Il pericolo principale, per Habermas, consiste proprio nel voler isolare un elemento (la ragione cognitivo-strumentale, quella pratico-morale o quella estetico-espressiva) rispetto agli altri. Da qui nascono quelle che lui stesso definisce delle “forme di terrorismo”. Esempi ne sono i tentativi di estetizzare la politica (pensiamo ad alcuni regimi totalitari), ma anche di sottometterla ad un rigorismo morale assoluto.

Applicando questo discorso al caso che ci interessa, quello che appare illegittimo, o non rispondente ad una modernità “compiuta”, è un giudizio sulla tecnica di fecondazione artificiale in questione che si basi su principi morali (l’illegittimità del “giocare a fare Dio”) totalmente slegati da elementi cognitivi (la tecnica può evitare che delle persone siano condannate a vivere con gravi malattie genetiche; la percentuale del patrimonio genetico che viene modificata è minima). L’Economist, nel prendere posizione a favore della legge, ha sottolineato proprio questo aspetto, evidenziando come “giocare a fare Dio è ciò per cui è concepita la medicina. Ogni parto cesareo, ogni trattamento contro il cancro, sono tentativi di interferire con il corso naturale degli eventi per il beneficio del paziente. Ciò non significa che qualsiasi procedura debba essere permessa, ma una generale concezione di ciò che è ‘innaturale’ non è buon criterio per decidere cosa vietare”.

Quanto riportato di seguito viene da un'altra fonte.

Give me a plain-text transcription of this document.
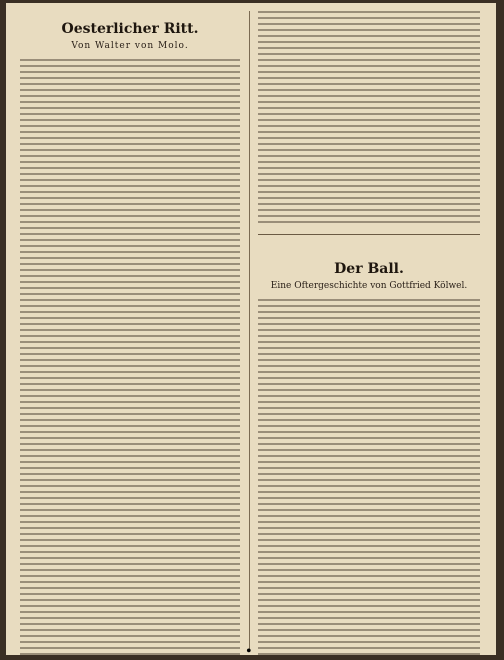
Oesterlicher Ritt.

Von Walter von Molo.

Der Ball.

Eine Oftergeschichte von Gottfried Kölwel.

•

Si potrebbe obiettare che il discorso è valido anche al contrario: una tecnica di questo tipo tiene conto solo di elementi cognitivi e non di elementi morali; anche in questo caso quindi le sfere vengono separate. La differenza, tuttavia, sta nel fatto che tra i vari argomenti morali pro e contro questa tecnica, solo quelli favorevoli utilizzano anche elementi cognitivi. Si può dire: “la tecnica eviterà delle malattie, e quindi anche per questo è moralmente accettabile, oltre che per la piccola percentuale di patrimonio genetico modificato”. In questo caso la valutazione morale non scompare, ma viene fatta sulla base di argomenti cognitivi: si cerca di far progredire insieme, quindi, scienza e morale. Sull’altro versante, non si può dire: “la tecnica non funziona, e quindi è moralmente da vietare”. Questo perché chi vuole vietarla per ragioni morali fa una considerazione che è del tutto indifferente alla reale efficacia della tecnica, e che si applica sia che questa funzioni, sia che non funzioni, tenendo quindi scienza e morale del tutto separate tra loro.

E ciò accade, tirando le somme, poiché il divieto di giocare a fare Dio è l’unica considerazione dogmatica tra quelle prese in esame, l’unica che non tiene conto dei dati di esperienza, che non adatta una prescrizione morale al modo in cui il mondo e la conoscenza si sviluppano. L’unica, tornando ad Habermas, che rimanda ad un’epoca premoderna in cui il dogma valeva più dello sviluppo armonico e congiunto dei campi del sapere e della ragione.